Hashable args/kwargs


#1

Hello.

I’m new to pyro, so my questions may seem kind of basic. But I’m running into a bug in my program where the marginal distribution I’ve inferred from a generative model seems to need hashable arguments. Does this mean that if we specify a generative model it can’t take as arguments anything hashable (i.e. numpy arrays? other types of objects?).

Another quick question, what’s the significance of the *args, **kwargs notation I see in the call structure for a bunch of the functions in the documentation?

Thanks for your help!


#2

Hi, can you post a code snippet that reproduces the errors you’re getting?

The *args, **kwargs notation indicates additional, unspecified arguments. It appears frequently because much of Pyro’s internals are concerned with recording and modifying the behavior of function calls.


#3

Sure! The code is dependent on a bunch of procedures in other files, but I can show you the part that is producing the error:

def solve(h, num_samp, bmdp, belief, state):
	action_dist = dist.Categorical(ps=Variable(torch.FloatTensor([1/len(bmdp.pomdp.actions) for _ in bmdp.pomdp.actions])),vs=list(range(len(bmdp.pomdp.actions))))
	qs = [bmdp.reward_func(belief, a) for a in bmdp.pomdp.actions]

for i in range(len(qs)):
	marg = pyro.infer.Marginal(pyro.infer.Importance(sample_reward, num_samples=num_samp))
	exp_val = 1/num_samp*sum([marg(h-1,bmdp,belief,action_dist,state) for _ in range(num_samp)])
	qs[i] += exp_val

print('qs')
print(qs)
print()
return qs[np.argmax(np.array([q[1] for q in qs]))][0]

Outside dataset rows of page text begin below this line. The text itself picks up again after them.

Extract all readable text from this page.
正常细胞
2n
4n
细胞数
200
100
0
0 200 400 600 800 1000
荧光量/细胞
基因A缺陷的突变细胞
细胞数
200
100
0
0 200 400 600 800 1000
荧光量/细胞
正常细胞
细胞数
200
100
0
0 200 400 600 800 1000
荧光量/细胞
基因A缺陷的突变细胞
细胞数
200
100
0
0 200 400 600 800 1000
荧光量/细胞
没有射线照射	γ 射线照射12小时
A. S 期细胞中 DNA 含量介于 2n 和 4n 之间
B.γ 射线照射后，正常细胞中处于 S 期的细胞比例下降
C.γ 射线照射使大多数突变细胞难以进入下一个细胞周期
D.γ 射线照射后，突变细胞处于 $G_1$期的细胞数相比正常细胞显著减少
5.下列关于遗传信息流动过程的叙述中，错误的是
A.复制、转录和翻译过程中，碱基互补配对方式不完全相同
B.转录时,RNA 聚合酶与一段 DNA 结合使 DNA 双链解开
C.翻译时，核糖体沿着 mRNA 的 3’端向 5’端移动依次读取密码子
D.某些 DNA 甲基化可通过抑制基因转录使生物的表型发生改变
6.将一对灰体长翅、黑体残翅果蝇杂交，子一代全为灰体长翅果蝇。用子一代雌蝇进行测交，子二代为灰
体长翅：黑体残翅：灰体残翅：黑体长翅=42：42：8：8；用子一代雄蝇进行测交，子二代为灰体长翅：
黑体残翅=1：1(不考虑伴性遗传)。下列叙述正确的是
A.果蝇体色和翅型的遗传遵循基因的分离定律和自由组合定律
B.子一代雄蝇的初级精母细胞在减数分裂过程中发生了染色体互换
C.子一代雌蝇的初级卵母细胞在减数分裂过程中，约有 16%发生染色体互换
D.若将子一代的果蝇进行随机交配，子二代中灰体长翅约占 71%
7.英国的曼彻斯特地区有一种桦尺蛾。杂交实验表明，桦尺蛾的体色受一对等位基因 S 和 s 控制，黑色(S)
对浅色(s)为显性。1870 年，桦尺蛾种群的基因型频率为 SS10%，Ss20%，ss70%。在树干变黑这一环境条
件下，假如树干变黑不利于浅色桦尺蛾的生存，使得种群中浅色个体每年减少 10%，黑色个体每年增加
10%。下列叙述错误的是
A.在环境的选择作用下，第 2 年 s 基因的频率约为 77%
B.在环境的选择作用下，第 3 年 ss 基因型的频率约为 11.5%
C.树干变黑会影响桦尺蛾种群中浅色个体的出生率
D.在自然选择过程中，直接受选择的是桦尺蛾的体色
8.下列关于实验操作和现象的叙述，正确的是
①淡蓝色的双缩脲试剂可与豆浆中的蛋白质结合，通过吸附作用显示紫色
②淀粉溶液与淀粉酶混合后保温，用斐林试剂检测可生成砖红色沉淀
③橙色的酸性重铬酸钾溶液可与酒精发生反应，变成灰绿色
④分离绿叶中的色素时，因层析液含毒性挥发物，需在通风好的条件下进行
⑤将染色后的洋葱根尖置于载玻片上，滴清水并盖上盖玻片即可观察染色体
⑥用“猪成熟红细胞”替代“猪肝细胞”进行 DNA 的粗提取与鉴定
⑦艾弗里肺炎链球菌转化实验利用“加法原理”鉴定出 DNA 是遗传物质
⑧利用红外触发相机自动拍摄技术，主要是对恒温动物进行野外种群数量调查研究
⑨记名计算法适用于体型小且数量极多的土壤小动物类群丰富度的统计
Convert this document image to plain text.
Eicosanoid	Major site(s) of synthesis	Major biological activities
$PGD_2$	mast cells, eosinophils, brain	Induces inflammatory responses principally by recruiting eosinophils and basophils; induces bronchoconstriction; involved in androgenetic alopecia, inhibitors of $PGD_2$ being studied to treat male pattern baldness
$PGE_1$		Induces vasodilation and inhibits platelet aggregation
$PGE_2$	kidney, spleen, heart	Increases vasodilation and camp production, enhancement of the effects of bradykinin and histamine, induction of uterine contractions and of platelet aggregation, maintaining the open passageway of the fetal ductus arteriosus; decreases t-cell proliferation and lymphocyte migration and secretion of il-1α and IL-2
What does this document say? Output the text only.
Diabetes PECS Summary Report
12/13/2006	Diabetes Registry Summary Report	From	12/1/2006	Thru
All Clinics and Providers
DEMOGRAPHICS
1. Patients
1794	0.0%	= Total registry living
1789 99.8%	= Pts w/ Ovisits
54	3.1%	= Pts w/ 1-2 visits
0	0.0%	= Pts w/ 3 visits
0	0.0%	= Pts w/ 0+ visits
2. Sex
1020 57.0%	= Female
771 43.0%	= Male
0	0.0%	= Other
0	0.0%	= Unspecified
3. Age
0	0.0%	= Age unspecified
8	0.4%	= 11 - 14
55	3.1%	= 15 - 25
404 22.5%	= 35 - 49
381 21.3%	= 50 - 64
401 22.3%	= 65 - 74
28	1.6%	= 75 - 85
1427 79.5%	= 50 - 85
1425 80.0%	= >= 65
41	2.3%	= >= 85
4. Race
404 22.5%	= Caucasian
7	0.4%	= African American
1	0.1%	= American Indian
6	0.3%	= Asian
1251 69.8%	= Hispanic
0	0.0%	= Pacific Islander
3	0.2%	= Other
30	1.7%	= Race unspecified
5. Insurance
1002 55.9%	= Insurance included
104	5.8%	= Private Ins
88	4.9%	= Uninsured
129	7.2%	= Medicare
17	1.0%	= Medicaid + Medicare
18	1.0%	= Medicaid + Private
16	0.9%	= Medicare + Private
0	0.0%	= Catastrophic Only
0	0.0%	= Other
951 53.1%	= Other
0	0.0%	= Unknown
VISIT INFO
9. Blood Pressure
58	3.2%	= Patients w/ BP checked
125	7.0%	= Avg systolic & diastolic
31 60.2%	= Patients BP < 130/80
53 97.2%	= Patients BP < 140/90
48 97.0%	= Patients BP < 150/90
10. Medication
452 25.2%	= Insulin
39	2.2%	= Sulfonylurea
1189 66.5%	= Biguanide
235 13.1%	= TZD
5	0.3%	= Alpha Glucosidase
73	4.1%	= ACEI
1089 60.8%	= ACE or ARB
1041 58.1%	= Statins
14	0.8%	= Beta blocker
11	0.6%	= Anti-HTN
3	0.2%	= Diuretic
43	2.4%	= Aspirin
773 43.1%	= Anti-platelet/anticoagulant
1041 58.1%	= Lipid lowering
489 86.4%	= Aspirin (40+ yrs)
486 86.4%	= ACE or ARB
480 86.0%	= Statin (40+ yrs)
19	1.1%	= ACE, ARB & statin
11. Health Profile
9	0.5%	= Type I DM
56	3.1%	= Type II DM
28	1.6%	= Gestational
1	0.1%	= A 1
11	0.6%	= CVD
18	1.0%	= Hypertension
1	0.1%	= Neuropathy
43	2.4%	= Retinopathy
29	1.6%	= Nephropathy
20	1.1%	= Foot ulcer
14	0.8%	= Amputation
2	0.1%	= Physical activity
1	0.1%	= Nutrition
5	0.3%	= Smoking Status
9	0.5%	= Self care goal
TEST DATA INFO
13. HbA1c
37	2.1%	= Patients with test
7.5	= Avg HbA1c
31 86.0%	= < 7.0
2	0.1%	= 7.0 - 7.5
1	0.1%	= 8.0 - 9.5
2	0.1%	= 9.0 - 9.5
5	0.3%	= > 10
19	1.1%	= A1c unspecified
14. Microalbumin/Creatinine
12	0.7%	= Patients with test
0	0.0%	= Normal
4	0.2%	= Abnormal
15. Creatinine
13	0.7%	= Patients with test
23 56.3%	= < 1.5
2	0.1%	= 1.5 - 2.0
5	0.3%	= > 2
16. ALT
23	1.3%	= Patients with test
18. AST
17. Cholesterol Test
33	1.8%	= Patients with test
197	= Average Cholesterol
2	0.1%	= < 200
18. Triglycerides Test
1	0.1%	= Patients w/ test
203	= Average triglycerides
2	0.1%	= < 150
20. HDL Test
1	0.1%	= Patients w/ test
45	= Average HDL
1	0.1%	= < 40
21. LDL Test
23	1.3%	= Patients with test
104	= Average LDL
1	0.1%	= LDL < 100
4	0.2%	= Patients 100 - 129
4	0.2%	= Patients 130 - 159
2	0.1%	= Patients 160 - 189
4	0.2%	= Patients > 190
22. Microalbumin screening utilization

The above call on marg leads to the issue. Also for reference here is the sample_reward function:

def sample_reward(h, bmdp, belief, action_dist, state):
	if h == 0:
		return 0
	else:
		act_ind = pyro.sample('act', action_dist)[0]
		# print(act_ind)
		act = bmdp.pomdp.actions[act_ind]
		new_bel, state = bmdp.bel_sampler(belief, act, state)
		return bmdp.reward_func(belief, act) + (bmdp.pomdp.disc*sample_reward(h-1,bmdp,new_bel,action_dist,state) if state != 'complete' else 0)

Thanks for your help!

I’m not sure why the formatting messed up my indentation is solve. I have the proper indents in my actual code

So one thing I noticed after some investigation is that the marginal seems to want Torch Variable(FloatTensors()) as input. In fact I can’t seem to get these programs to run otherwise. Does everything that I pass to the marginal have to be a Variable wrapping a Tensor? Because I could make that edit but it would require some substantial re-structuring of previous code. I want to be sure that that is necessary before diving in. Also how should I wrap things that aren’t floats, ints, and arrays i.e. objects?